At least in California with its heavy clay soils we get a lot of settling. So for starters, build the wall on compacted soil. If you have to dig a little where you're going to build a wall (like for electrical and plumbing pipes or to create a level base), pound it tight before placing the wall, or use sand to backfill a hole since it won't compact later. I built a lot of walls with stacking blocks and I would say to spend a lot of time getting the bottom row level and even. This is time well spent as the upper rows will go on so much easier and be more stable. Also, fill and compact the spaces between the blocks on each layer before adding the next layer of blocks. This will avoid dirt settling later and lowering your railroad. For sloped ground, it's easier to start at the low point and work toward higher ground.

I understand Dave Smith's advice about having to dig later in VERY compacted soil, but I had the opposite problem of just hosing down the area and walking on it to compact it. For the next two years the railroad settled and I had to keep re-leveling the track and re-ballasting it. Who's got the patience to let the ground settle for 1-2 years before building your railroad?

I echo Dave Smith's comment about Creosote staining clothes. Also, Creosote is pretty toxic so wear a mask if you're going to be cutting it with power tools. I found that a chain saw was dulled in no time from the creosote and sand on the tie. I used a carbide blade in my circular saw to cut a ring around the tie and then cut through the center with a bow saw - much less work than manually cutting all the way through.

Also, I would draw one more contrast between RR tie walls and stone/block walls. Stone/block walls can be irregularly shaped which allows a more organic shape for your yard and RR that the straight sides afforded by RR ties don't.

Great work Paul. Keep it up.

Wil Davis, of Dayton, Ohio:

I think you covered the topic well. I agree with what you have said, especially the part about not cutting corners. I buried the first course of "Garden Wall Blocks" on my railroad and set them on about 4 inches of gravel to boot. At the time I thought it might be over kill, but I have no regrets as they haven't gone anywhere. The only mistake I made was not putting in a layer of landscaping fabric to keep the dirt and gravel separated.

Peter Stremic, greater Philly:

Only thing I have any comments on is the section on using RR ties.
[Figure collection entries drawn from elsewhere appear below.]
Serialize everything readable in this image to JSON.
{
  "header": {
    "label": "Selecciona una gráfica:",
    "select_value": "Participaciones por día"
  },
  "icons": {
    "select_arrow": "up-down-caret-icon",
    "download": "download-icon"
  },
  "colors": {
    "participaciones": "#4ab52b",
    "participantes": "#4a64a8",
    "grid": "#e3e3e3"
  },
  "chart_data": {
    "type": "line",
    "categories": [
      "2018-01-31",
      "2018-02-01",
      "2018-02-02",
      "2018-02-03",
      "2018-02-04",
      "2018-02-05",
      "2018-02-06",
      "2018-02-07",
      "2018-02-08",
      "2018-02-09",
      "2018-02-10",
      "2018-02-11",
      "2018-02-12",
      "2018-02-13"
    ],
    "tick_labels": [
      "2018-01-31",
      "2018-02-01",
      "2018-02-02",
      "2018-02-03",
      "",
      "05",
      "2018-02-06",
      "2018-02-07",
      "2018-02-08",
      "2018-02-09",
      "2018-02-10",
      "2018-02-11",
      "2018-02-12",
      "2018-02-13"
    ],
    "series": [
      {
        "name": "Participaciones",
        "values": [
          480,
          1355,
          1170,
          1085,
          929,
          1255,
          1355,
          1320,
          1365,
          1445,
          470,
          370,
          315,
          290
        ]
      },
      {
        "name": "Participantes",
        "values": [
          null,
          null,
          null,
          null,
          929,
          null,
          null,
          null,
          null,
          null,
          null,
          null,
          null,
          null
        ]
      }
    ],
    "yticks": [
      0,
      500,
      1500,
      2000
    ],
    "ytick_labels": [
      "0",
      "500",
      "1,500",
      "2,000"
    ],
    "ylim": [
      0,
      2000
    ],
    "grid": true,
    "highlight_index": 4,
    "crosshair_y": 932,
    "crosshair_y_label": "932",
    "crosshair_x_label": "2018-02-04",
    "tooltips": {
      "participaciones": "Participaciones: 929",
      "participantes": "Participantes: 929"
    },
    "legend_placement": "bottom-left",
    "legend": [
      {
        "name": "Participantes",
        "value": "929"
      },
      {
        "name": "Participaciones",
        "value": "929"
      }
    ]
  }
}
I installed a ton of these back when I was still able to, about 20 years. I used in general landscaping applications though, not RR areas. I'm replacing them now with jumbo Belgian blocks. I also put some of them a tad too close to the house and invited a few termite colonies by doing so.

They've all but turned to rot now, so you may want to give a "caveat emptor" about using these. Real RR ties will also wreak havoc on the users chain saws... better get ready to replace these several times, depending on the number of cuts.

Also, I didn't see anything regarding offsetting these, or 6x6 PT timbers either, by 1/2" to 1", depending on the number of courses. If the people stack these without any offset, the resulting wall will look like it's tilting away from the bordered area, when actually it may be perfectly perpendicular to the ground. It's an optical illustion thing, but it's still unsightly IMHO.

Nice job! and thanks for sharing.

Walter Sheldon

A different method I have used is 1"x 6" - 8" to form square, rectangle or multisided raised section, set in placed, toe nailed in the corners. Then string threaded rods, with turnbuckles for adjustment. Threaded rods go thru the 1 by's with "T" nuts on the outside. This hold very well, and keeps from bulging after hard freezes.

Early versions that did not use multiple rods, began to bulge, but drilling a hole and running a new rod thru to the opposite side I was able to pull the sides back together. This time you will have to add a nut and washer on the outside to pull the sides in.